Messengers defeat proposed study of new name

Messengers defeat proposed study of new name for Southern BaptistsINDIANAPOLIS–A proposed study committee to consider changing the name of the Southern Baptist Convention proved controversial when the idea came to the floor of the SBC annual meeting June 15 in Indianapolis.
Messengers voted by a slim margin to refuse the suggestion outlined by SBC President Jack Graham in February to appoint a committee. It was presented to messengers as a motion by Texas pastor Claude Thomas.
With about 8,500 messengers registered at the time of the ballot Tuesday night, 1,731 (55.4 percent) opposed the motion while 1,391 (44.6 percent) were in favor of the proposed study committee.
In what Graham praised as “a spirited debate,” most of those calling for a study related the challenges that local churches face when ministering in an area that is far from “southern.”
In the Midwestern region where the annual meeting was held, Southern Baptist work is relatively new compared to the SBC’s 159-year history in the South. Southern Baptists in Indiana organized in 1958 during a decade when the convention began expanding to the West, North and Northeast.
A comity agreement with Northern Baptists (who changed their name to American Baptists) fell apart as migrating Baptists from southern states started churches like those from which they came. In the case of Indiana, Southern Baptists found encouragement from their neighbors in Kentucky and southern Illinois who helped plant the earliest Hoosier churches.
SBC President Jack Graham informed the Executive Committee in February of his desire to have a study committee consider a name change.

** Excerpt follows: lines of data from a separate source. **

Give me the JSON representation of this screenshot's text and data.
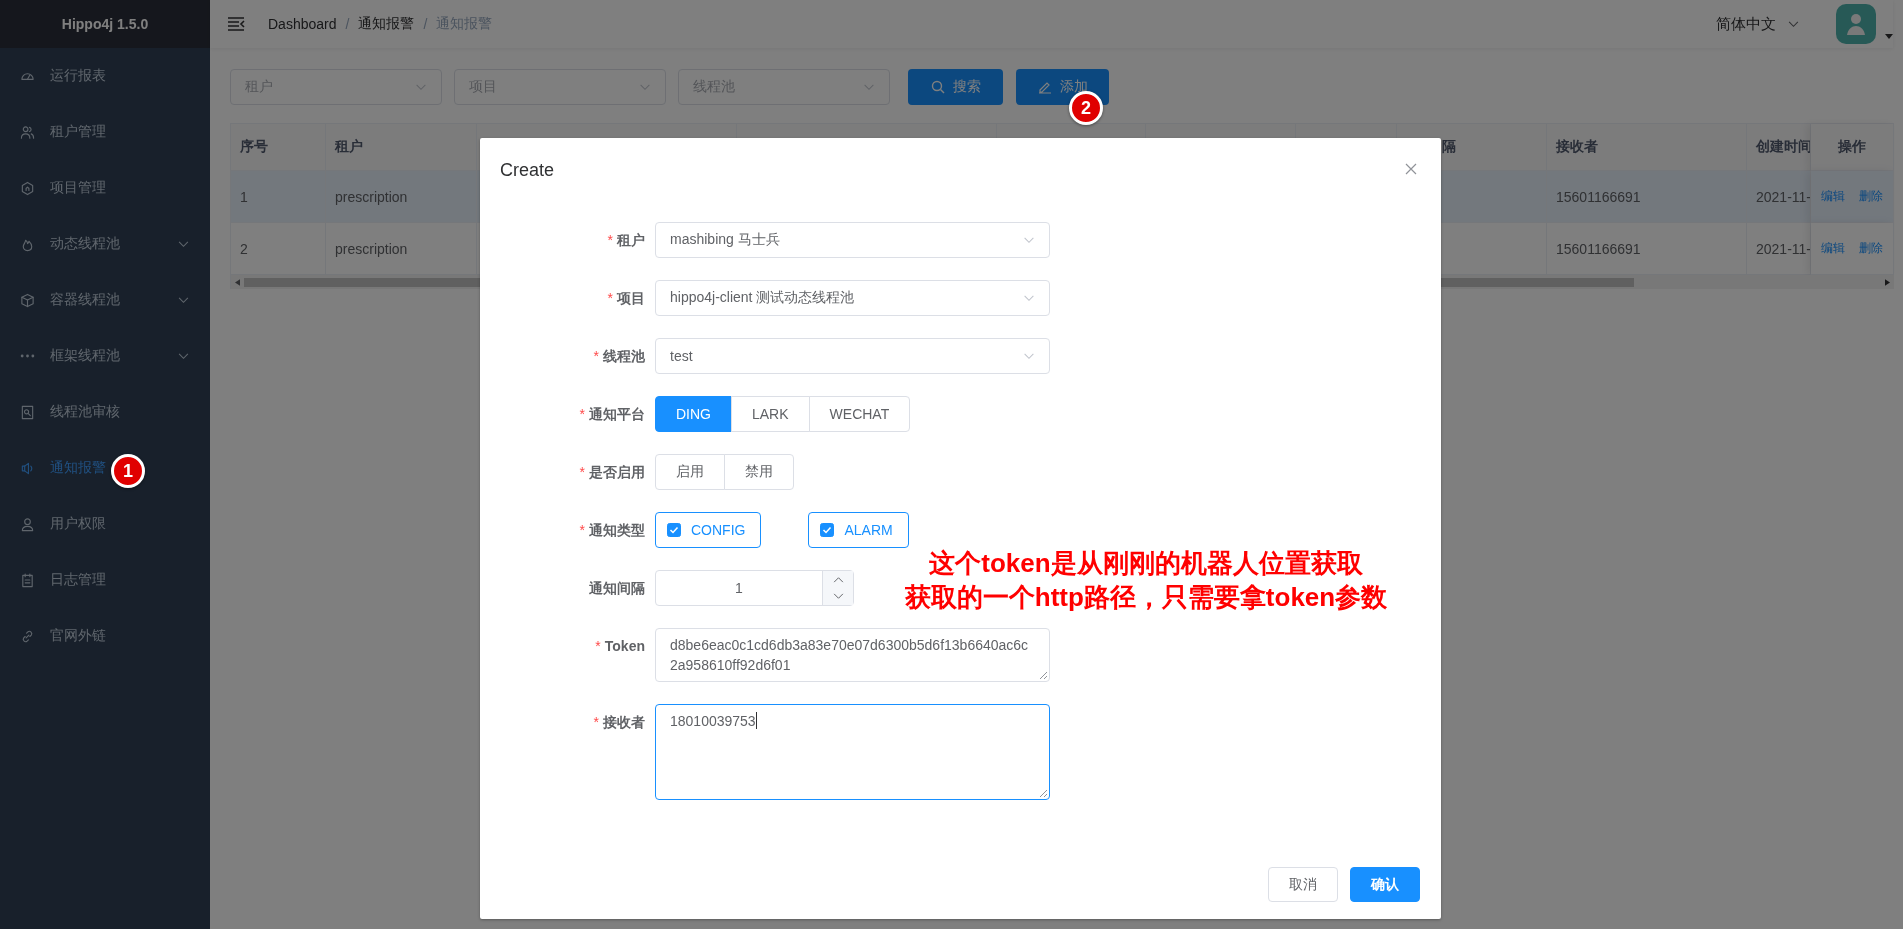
{
  "sidebar": {
    "title": "Hippo4j 1.5.0",
    "items": [
      {
        "label": "运行报表",
        "selected": false,
        "submenu": false
      },
      {
        "label": "租户管理",
        "selected": false,
        "submenu": false
      },
      {
        "label": "项目管理",
        "selected": false,
        "submenu": false
      },
      {
        "label": "动态线程池",
        "selected": false,
        "submenu": true
      },
      {
        "label": "容器线程池",
        "selected": false,
        "submenu": true
      },
      {
        "label": "框架线程池",
        "selected": false,
        "submenu": true
      },
      {
        "label": "线程池审核",
        "selected": false,
        "submenu": false
      },
      {
        "label": "通知报警",
        "selected": true,
        "submenu": false
      },
      {
        "label": "用户权限",
        "selected": false,
        "submenu": false
      },
      {
        "label": "日志管理",
        "selected": false,
        "submenu": false
      },
      {
        "label": "官网外链",
        "selected": false,
        "submenu": false
      }
    ]
  },
  "header": {
    "breadcrumb": [
      {
        "label": "Dashboard",
        "current": false
      },
      {
        "label": "通知报警",
        "current": false
      },
      {
        "label": "通知报警",
        "current": true
      }
    ],
    "separators": [
      "/",
      "/"
    ],
    "language": "简体中文"
  },
  "filters": {
    "selects": [
      {
        "placeholder": "租户"
      },
      {
        "placeholder": "项目"
      },
      {
        "placeholder": "线程池"
      }
    ],
    "buttons": [
      {
        "label": "搜索",
        "kind": "search"
      },
      {
        "label": "添加",
        "kind": "add"
      }
    ]
  },
  "table": {
    "columns": [
      {
        "label": "序号"
      },
      {
        "label": "租户"
      },
      {
        "label": "隔"
      },
      {
        "label": "接收者"
      },
      {
        "label": "创建时间"
      },
      {
        "label": "操作"
      }
    ],
    "rows": [
      {
        "selected": true,
        "cells": [
          "1",
          "prescription",
          "",
          "15601166691",
          "2021-11-"
        ],
        "actions": [
          "编辑",
          "删除"
        ]
      },
      {
        "selected": false,
        "cells": [
          "2",
          "prescription",
          "",
          "15601166691",
          "2021-11-"
        ],
        "actions": [
          "编辑",
          "删除"
        ]
      }
    ]
  },
  "dialog": {
    "title": "Create",
    "fields": [
      {
        "kind": "select",
        "label": "租户",
        "required_mark": "*",
        "value": "mashibing 马士兵"
      },
      {
        "kind": "select",
        "label": "项目",
        "required_mark": "*",
        "value": "hippo4j-client 测试动态线程池"
      },
      {
        "kind": "select",
        "label": "线程池",
        "required_mark": "*",
        "value": "test"
      },
      {
        "kind": "radio",
        "label": "通知平台",
        "required_mark": "*",
        "options": [
          {
            "label": "DING",
            "selected": true
          },
          {
            "label": "LARK",
            "selected": false
          },
          {
            "label": "WECHAT",
            "selected": false
          }
        ]
      },
      {
        "kind": "radio",
        "label": "是否启用",
        "required_mark": "*",
        "options": [
          {
            "label": "启用",
            "selected": false
          },
          {
            "label": "禁用",
            "selected": false
          }
        ]
      },
      {
        "kind": "checkbox",
        "label": "通知类型",
        "required_mark": "*",
        "options": [
          {
            "label": "CONFIG",
            "checked": true
          },
          {
            "label": "ALARM",
            "checked": true
          }
        ]
      },
      {
        "kind": "number",
        "label": "通知间隔",
        "value": "1"
      },
      {
        "kind": "textarea",
        "label": "Token",
        "required_mark": "*",
        "value": "d8be6eac0c1cd6db3a83e70e07d6300b5d6f13b6640ac6c2a958610ff92d6f01",
        "focused": false
      },
      {
        "kind": "textarea",
        "label": "接收者",
        "required_mark": "*",
        "value": "18010039753",
        "focused": true
      }
    ],
    "buttons": [
      {
        "label": "取消",
        "primary": false
      },
      {
        "label": "确认",
        "primary": true
      }
    ]
  },
  "annotations": {
    "badges": [
      {
        "number": "1"
      },
      {
        "number": "2"
      }
    ],
    "note": [
      "这个token是从刚刚的机器人位置获取",
      "获取的一个http路径，只需要拿token参数"
    ]
  }
}
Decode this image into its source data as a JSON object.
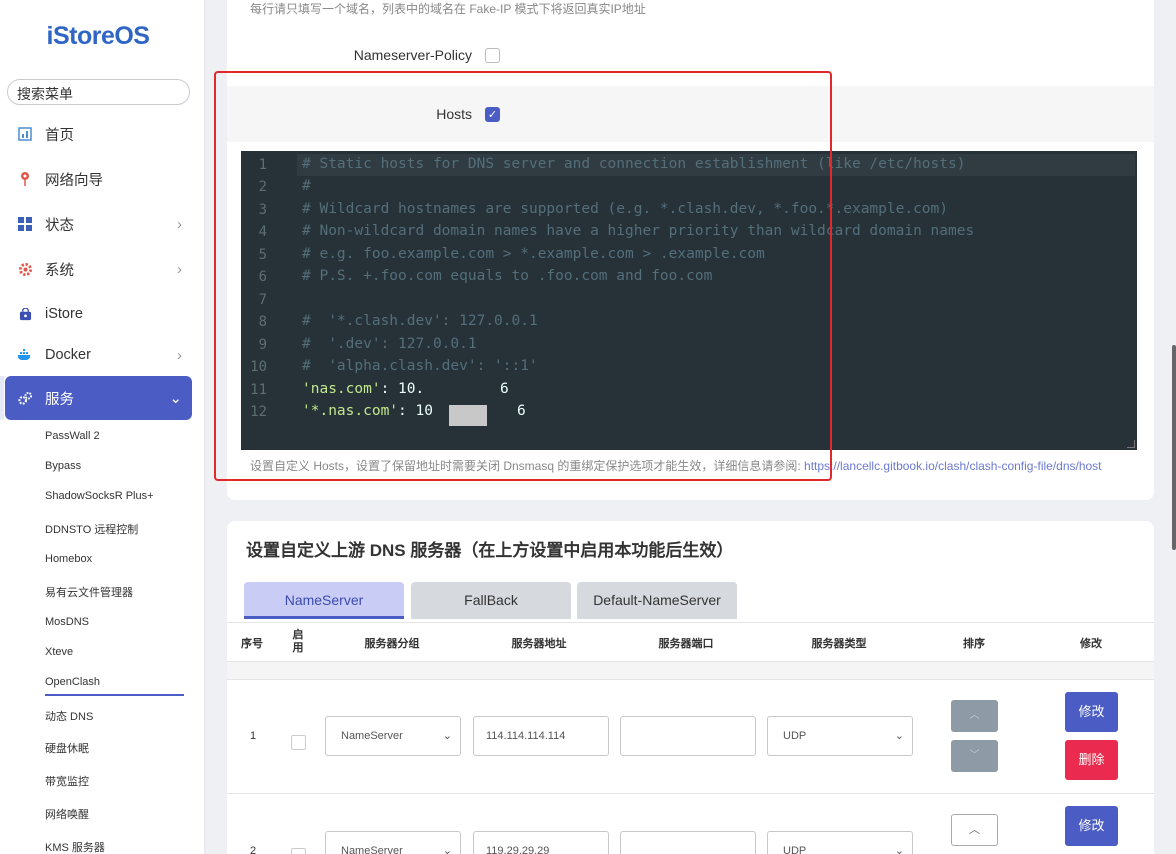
{
  "sidebar": {
    "logo": "iStoreOS",
    "search_placeholder": "搜索菜单",
    "items": [
      {
        "label": "首页"
      },
      {
        "label": "网络向导"
      },
      {
        "label": "状态"
      },
      {
        "label": "系统"
      },
      {
        "label": "iStore"
      },
      {
        "label": "Docker"
      },
      {
        "label": "服务"
      }
    ],
    "sub_items": [
      {
        "label": "PassWall 2"
      },
      {
        "label": "Bypass"
      },
      {
        "label": "ShadowSocksR Plus+"
      },
      {
        "label": "DDNSTO 远程控制"
      },
      {
        "label": "Homebox"
      },
      {
        "label": "易有云文件管理器"
      },
      {
        "label": "MosDNS"
      },
      {
        "label": "Xteve"
      },
      {
        "label": "OpenClash"
      },
      {
        "label": "动态 DNS"
      },
      {
        "label": "硬盘休眠"
      },
      {
        "label": "带宽监控"
      },
      {
        "label": "网络唤醒"
      },
      {
        "label": "KMS 服务器"
      }
    ]
  },
  "settings": {
    "fakeip_desc": "每行请只填写一个域名，列表中的域名在 Fake-IP 模式下将返回真实IP地址",
    "nameserver_policy_label": "Nameserver-Policy",
    "nameserver_policy_checked": false,
    "hosts_label": "Hosts",
    "hosts_checked": true,
    "hosts_lines": [
      {
        "n": "1",
        "text": "# Static hosts for DNS server and connection establishment (like /etc/hosts)"
      },
      {
        "n": "2",
        "text": "#"
      },
      {
        "n": "3",
        "text": "# Wildcard hostnames are supported (e.g. *.clash.dev, *.foo.*.example.com)"
      },
      {
        "n": "4",
        "text": "# Non-wildcard domain names have a higher priority than wildcard domain names"
      },
      {
        "n": "5",
        "text": "# e.g. foo.example.com > *.example.com > .example.com"
      },
      {
        "n": "6",
        "text": "# P.S. +.foo.com equals to .foo.com and foo.com"
      },
      {
        "n": "7",
        "text": ""
      },
      {
        "n": "8",
        "text": "#  '*.clash.dev': 127.0.0.1"
      },
      {
        "n": "9",
        "text": "#  '.dev': 127.0.0.1"
      },
      {
        "n": "10",
        "text": "#  'alpha.clash.dev': '::1'"
      },
      {
        "n": "11",
        "key": "'nas.com'",
        "sep": ": ",
        "val_a": "10.",
        "val_b": "6"
      },
      {
        "n": "12",
        "key": "'*.nas.com'",
        "sep": ": ",
        "val_a": "10",
        "val_b": "6"
      }
    ],
    "hosts_help": "设置自定义 Hosts，设置了保留地址时需要关闭 Dnsmasq 的重绑定保护选项才能生效，详细信息请参阅: ",
    "hosts_help_link": "https://lancellc.gitbook.io/clash/clash-config-file/dns/host"
  },
  "dns_servers": {
    "title": "设置自定义上游 DNS 服务器（在上方设置中启用本功能后生效）",
    "tabs": [
      {
        "label": "NameServer",
        "active": true
      },
      {
        "label": "FallBack",
        "active": false
      },
      {
        "label": "Default-NameServer",
        "active": false
      }
    ],
    "columns": [
      "序号",
      "启用",
      "服务器分组",
      "服务器地址",
      "服务器端口",
      "服务器类型",
      "排序",
      "修改"
    ],
    "enable_col": [
      "启",
      "用"
    ],
    "rows": [
      {
        "index": "1",
        "group": "NameServer",
        "address": "114.114.114.114",
        "port": "",
        "type": "UDP",
        "edit": "修改",
        "delete": "删除"
      },
      {
        "index": "2",
        "group": "NameServer",
        "address": "119.29.29.29",
        "port": "",
        "type": "UDP",
        "edit": "修改"
      }
    ],
    "colors": {
      "accent": "#4b5cc4",
      "danger": "#ea2b4f"
    }
  },
  "icons": [
    "dashboard-icon",
    "wizard-icon",
    "status-icon",
    "system-icon",
    "istore-icon",
    "docker-icon",
    "services-icon"
  ]
}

At the EC’s pre-convention meeting June 13, Graham said he had received “a very positive response” to the proposal.
The issue has been raised almost every decade over the last half-century, Graham said, but has never received a favorable recommendation.
“The South isn’t your daddy’s South anymore,” Graham said, noting he observed more Yankee and Red Sox fans than Ranger supporters at recent baseball games in Texas. “That’s primarily because of the vast number of people from New York City and Boston who have moved to Texas.

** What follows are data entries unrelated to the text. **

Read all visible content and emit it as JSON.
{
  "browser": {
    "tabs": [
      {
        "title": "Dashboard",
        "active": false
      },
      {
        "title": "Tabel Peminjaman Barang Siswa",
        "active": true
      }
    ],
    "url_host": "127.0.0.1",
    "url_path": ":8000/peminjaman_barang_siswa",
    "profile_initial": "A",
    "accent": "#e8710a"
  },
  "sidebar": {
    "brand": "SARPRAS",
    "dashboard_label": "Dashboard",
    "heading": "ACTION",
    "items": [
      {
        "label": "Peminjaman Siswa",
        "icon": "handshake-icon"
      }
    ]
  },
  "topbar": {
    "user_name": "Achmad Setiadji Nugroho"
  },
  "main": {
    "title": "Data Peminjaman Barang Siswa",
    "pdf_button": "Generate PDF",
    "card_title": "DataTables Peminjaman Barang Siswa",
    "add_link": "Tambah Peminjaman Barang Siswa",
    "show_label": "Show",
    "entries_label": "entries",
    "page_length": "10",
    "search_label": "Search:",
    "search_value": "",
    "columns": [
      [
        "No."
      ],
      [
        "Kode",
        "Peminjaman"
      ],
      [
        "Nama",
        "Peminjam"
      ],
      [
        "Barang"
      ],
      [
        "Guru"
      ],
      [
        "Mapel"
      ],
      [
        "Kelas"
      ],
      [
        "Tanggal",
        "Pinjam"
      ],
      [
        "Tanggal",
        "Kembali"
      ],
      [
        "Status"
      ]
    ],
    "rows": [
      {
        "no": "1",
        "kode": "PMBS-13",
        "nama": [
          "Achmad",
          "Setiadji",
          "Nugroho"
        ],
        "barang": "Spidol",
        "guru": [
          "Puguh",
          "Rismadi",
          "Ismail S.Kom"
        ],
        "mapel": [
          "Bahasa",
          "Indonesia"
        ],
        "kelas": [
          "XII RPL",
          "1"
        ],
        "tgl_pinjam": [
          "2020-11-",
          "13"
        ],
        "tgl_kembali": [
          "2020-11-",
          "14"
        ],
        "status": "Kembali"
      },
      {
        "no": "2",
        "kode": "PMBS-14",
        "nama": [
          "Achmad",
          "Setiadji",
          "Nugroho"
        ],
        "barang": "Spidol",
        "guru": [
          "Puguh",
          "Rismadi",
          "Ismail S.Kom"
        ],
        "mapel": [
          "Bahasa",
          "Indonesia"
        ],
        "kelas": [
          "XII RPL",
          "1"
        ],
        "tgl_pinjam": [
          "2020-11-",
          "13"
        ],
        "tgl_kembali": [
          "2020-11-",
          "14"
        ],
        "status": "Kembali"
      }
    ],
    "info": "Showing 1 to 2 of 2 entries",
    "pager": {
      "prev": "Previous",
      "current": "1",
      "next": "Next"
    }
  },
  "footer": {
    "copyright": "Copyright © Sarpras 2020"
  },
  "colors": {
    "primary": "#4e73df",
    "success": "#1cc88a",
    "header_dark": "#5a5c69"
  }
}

“This is not only about the missiology of the name and its relationship up north,” Graham added, “It has to do with our identity all across America and potentially around the world.”

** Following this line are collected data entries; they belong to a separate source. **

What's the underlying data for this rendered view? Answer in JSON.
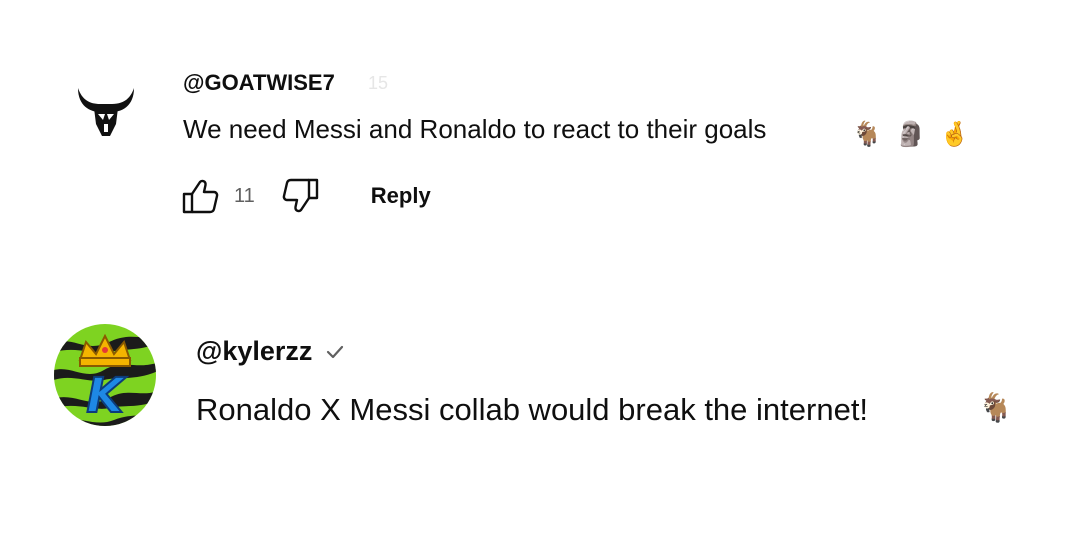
{
  "comments": [
    {
      "author": "@GOATWISE7",
      "timestamp": "15",
      "text": "We need Messi and Ronaldo to react to their goals",
      "emojis": [
        "🐐",
        "🗿",
        "🤞"
      ],
      "avatar_icon": "bull-horns-icon",
      "like_count": "11",
      "reply_label": "Reply"
    },
    {
      "author": "@kylerzz",
      "verified": true,
      "text": "Ronaldo X Messi collab would break the internet!",
      "emojis": [
        "🐐"
      ],
      "avatar_icon": "crowned-k-logo-icon",
      "avatar_letter": "K"
    }
  ],
  "colors": {
    "text": "#0f0f0f",
    "secondary": "#606060",
    "avatar2_bg": "#7ed321",
    "avatar2_stripes": "#1b1b1b",
    "crown": "#f4b400",
    "k_blue": "#1e88e5"
  }
}
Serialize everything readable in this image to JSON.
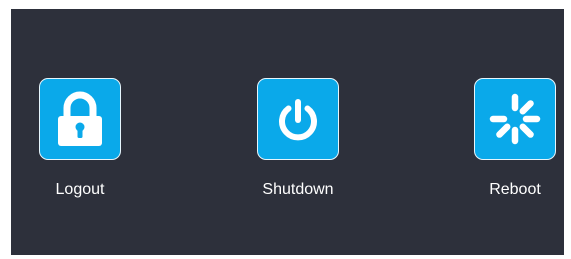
{
  "colors": {
    "background": "#2d303b",
    "button_fill": "#0aa9ea",
    "button_border": "#e6f6fd",
    "label": "#ffffff"
  },
  "actions": [
    {
      "label": "Logout",
      "icon": "lock-icon"
    },
    {
      "label": "Shutdown",
      "icon": "power-icon"
    },
    {
      "label": "Reboot",
      "icon": "loading-spinner-icon"
    }
  ]
}
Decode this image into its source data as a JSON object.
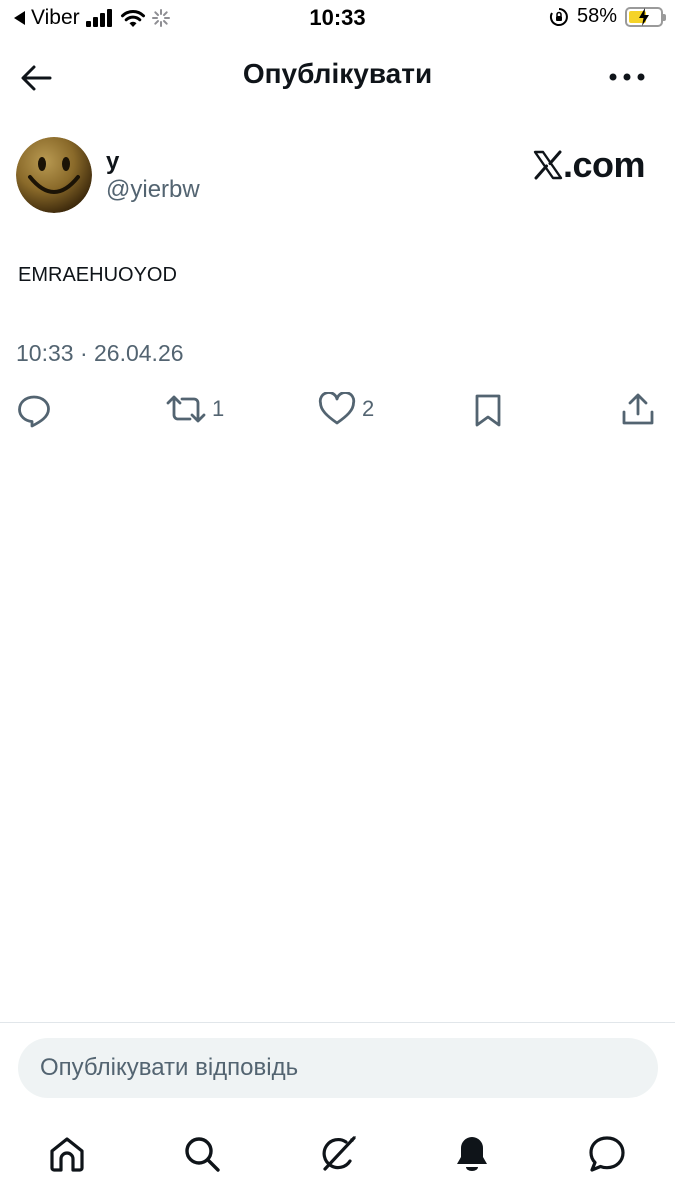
{
  "status_bar": {
    "carrier": "Viber",
    "time": "10:33",
    "battery": "58%",
    "battery_level": 0.58
  },
  "header": {
    "title": "Опублікувати"
  },
  "post": {
    "author_name": "y",
    "author_handle": "@yierbw",
    "brand": ".com",
    "text": "EMRAEHUOYOD",
    "meta": "10:33 · 26.04.26",
    "actions": {
      "retweet_count": "1",
      "like_count": "2"
    }
  },
  "reply": {
    "placeholder": "Опублікувати відповідь"
  },
  "tabs": [
    "home-icon",
    "search-icon",
    "grok-icon",
    "notifications-icon",
    "messages-icon"
  ],
  "colors": {
    "text": "#0f1419",
    "secondary": "#536471",
    "input_bg": "#eff3f4"
  }
}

Graham conceded the biggest challenge would be in finding a name better than the one that has been used since 1845.
Claude Thomas, pastor of the Dallas-Fort Worth-area First Baptist Church of Euless, made the motion proposing the study, recognizing “the expanse of our mission and ministry has transcended regional identification.”
Thomas said he believes it would be wise to authorize the SBC president to appoint a study committee to determine whether identification with a southern region “has been an impediment to our effectiveness” in reaching across North America and the world.
The four messengers voicing support for the motion were from regions outside the South — while a number of other messengers cited concerns about the resources that would be needed to conduct such an assessment.
In support of the motion, John Flint of New Horizon Baptist Church in Saratoga Springs, N.Y., spoke of serving a small church in upstate New York where any mention of Southern Baptists “is almost evil” due to cultural perceptions.
“We don’t have Baptist in our name,” Flint said, “not because we’re not proud we’re Baptist, but because it becomes an impediment to sharing the Gospel.” He said he would rather see the name changed in order to see one more person saved than continue using a name that might be a stumbling block to non-southerners.
In opposition to the motion, messenger Sid West of First Baptist Church of Bosque Farms, N.M., asked for an estimate of the cost of the study, amusing the audience when he said the question made him “sound like a deacon.”
“The brief answer to your question, my brother deacon, is we don’t know,” Graham answered. “It certainly will require financial resources to do the right kind of study.”